Tuesday, April 24
Homogeneity or Diversity?
Narrative Lectionary Daily Devotions written by Kace Leetch from Clergy Stuff.
In the early days of the spread of Christianity, there were many debates over how, exactly, to live as Christians in a world divided by religion, race, and culture. Until now, being born a Jew meant you were Jewish by religion, race, and culture. Your roles, rites, rituals, and relationships were all dictated by your status as a Jew. But now, with the rise of Christianity, life as a Jew was changing dramatically. Additionally, Gentiles (non-Jews) were being welcomed into the Christian faith. No longer was religion settled by birth. A new melting pot of people from all over the world, all faith traditions, all cultures was being created in the name of Christ.
Paul knew that the saving work of Christ depended on Christ's work, not ours. For this new faith to survive and thrive, it had to be founded on something greater than one's birthright. It had to be shaped on unity and the coming together of varieties of people, rather than the separating of people by ritual. Circumcision had been a requirement for all Jews to satisfy the covenant created between God and the Hebrews. With the welcoming of Gentiles, the question of circumcision became a hot topic. Paul believed and argued that to put that "yoke" upon the shoulders of the disciples charged with the spreading of the word would put unnecessary burdens on their work and words. It was, after all, Christ's work that saved, not ours.

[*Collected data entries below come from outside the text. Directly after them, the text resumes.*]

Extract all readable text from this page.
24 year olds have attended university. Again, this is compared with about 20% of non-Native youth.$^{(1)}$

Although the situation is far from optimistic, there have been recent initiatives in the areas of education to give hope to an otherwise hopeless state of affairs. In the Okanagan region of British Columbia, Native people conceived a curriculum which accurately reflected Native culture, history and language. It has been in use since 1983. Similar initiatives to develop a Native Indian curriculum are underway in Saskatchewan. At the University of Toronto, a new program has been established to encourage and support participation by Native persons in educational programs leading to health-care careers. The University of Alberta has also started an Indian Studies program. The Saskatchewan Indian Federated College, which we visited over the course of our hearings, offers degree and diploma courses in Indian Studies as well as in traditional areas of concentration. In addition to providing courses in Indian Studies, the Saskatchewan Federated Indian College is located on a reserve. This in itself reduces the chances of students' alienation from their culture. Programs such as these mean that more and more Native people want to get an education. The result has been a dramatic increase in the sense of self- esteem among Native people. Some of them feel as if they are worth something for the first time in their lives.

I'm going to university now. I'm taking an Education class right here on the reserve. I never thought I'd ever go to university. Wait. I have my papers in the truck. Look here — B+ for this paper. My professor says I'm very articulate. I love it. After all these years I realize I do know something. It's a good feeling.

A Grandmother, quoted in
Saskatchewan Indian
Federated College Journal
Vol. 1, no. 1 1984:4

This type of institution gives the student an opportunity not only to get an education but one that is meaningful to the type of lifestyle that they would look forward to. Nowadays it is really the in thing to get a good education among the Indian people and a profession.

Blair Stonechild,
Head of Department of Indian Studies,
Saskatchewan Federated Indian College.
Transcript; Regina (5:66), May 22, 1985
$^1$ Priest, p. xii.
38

I have family and friends in California, where the state is quickly becoming more of a Spanish-speaking state than English. The transition makes me want to learn Spanish so I can become even more involved with the cultures of the world that are coming to my doorstep. I have friends, however, that find the transition a nuisance. "If they ("Us and them" language? Really?) come to America, they should learn to speak English. If they want to speak Spanish, they should stay in Mexico." What a sad, self-centered, ignorant, and divisive attitude! If we followed Paul's example, we might see that the strength of an emerging culture isn't in its homogeneity, but in its diversity. Instead of expecting "outsiders" to conform, we can blossom as human beings if we receive with open arms and open hearts the diverse gifts that others bring. That is how cultures survive and thrive.

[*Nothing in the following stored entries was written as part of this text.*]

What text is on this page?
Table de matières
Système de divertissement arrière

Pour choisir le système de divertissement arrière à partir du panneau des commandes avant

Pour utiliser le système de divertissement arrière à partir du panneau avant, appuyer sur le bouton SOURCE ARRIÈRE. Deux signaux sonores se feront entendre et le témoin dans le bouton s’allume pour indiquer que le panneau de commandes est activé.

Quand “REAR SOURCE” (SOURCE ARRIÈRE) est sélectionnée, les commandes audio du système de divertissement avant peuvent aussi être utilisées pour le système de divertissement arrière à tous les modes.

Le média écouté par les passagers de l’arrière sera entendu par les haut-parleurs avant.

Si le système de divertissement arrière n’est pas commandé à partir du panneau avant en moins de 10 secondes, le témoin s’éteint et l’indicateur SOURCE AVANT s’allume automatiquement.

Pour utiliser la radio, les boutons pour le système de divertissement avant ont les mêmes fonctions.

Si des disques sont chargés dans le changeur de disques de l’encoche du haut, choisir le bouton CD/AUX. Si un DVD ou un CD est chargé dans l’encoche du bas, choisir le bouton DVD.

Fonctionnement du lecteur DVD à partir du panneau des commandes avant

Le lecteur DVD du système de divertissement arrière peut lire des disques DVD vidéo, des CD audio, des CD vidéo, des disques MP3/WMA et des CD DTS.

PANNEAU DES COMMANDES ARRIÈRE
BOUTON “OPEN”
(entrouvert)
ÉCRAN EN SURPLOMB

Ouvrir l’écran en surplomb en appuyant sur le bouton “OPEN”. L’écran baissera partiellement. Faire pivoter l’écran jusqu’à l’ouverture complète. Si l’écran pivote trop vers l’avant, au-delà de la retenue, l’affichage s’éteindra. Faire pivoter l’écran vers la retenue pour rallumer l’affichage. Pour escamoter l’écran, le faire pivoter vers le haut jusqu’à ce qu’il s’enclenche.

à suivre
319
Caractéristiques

Narrative Lectionary Text: Acts 15:1-11
Then certain individuals came down from Judea and were teaching the brothers, “Unless you are circumcised according to the custom of Moses, you cannot be saved.” And after Paul and Barnabas had no small dissension and debate with them, Paul and Barnabas and some of the others were appointed to go up to Jerusalem to discuss this question with the apostles and the elders. So they were sent on their way by the church, and as they passed through both Phoenicia and Samaria, they reported the conversion of the Gentiles, and brought great joy to all the believers. When they came to Jerusalem, they were welcomed by the church and the apostles and the elders, and they reported all that God had done with them. But some believers who belonged to the sect of the Pharisees stood up and said, “It is necessary for them to be circumcised and ordered to keep the law of Moses.”
The apostles and the elders met together to consider this matter. After there had been much debate, Peter stood up and said to them, “My brothers, you know that in the early days God made a choice among you, that I should be the one through whom the Gentiles would hear the message of the good news and become believers. And God, who knows the human heart, testified to them by giving them the Holy Spirit, just as he did to us; and in cleansing their hearts by faith he has made no distinction between them and us. Now therefore why are you putting God to the test by placing on the neck of the disciples a yoke that neither our ancestors nor we have been able to bear? On the contrary, we believe that we will be saved through the grace of the Lord Jesus, just as they will.”